Is Six of Eleven worth the rank-up?

If you run Solo or Formation Armadas regularly, yes. The bridge bonus rises from 5% to 40% between Ensign I and Commander V, so the promotions translate directly into more penetration per hit on Armada Targets. Outside Armadas his bridge ability does nothing, so accounts that do not run Armadas should weigh the rank-up against other officers competing for the same Borg resources.

Where do you get Six of Eleven shards?

Borg recruitment drops, Borg-themed events, and store offers in current rotations. The lineup changes often, so check what is live before committing to a pull strategy.

What ship is Six of Eleven best on?

Whichever ship you take into Armadas. His bridge bonus is conditional on the target being an Armada Target, so the ship matters less than the activity. For the captain seat, any combat ship with two high-Defense officers in the other seats will get more out of the shield-strip than a stat-light crew.

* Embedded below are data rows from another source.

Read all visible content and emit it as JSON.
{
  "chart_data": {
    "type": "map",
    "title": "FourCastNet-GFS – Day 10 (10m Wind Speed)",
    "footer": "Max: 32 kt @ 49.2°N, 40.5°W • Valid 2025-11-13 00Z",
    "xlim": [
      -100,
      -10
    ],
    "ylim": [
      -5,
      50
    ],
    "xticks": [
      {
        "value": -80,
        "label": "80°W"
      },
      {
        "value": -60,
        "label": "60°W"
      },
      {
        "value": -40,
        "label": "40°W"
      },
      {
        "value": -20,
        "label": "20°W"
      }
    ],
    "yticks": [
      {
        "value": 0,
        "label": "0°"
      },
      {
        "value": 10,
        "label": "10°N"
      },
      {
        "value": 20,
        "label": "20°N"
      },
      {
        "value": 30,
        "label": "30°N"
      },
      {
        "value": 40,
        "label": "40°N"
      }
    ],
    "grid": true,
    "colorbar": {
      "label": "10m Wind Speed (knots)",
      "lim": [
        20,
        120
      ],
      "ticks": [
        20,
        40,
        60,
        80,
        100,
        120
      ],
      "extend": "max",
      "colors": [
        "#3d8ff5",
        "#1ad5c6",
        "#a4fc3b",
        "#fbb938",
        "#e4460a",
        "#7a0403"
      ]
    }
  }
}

Does his bridge ability work against hostiles or in PvP?

No. The bonus only triggers when the target is an Armada Target. He still occupies a bridge seat in those activities, which is the trade-off for the Armada upside.

Is his captain ability worth using over a dedicated combat captain?

It depends on what you already field. The shield strip is real, especially if your crew Defense is high, but it does not directly add to your Attack the way most combat captains do. Bring him as captain when you want shield pressure rather than burst damage.

If your account is mid-game and starting to push into Armadas or Borg progression, Six of Eleven earns his slot quickly once he is at Lieutenant III or higher. If you are not running Armadas and have other Borg officers competing for the same shards, save the Command Badges for an officer whose ability fires in more of your activities first.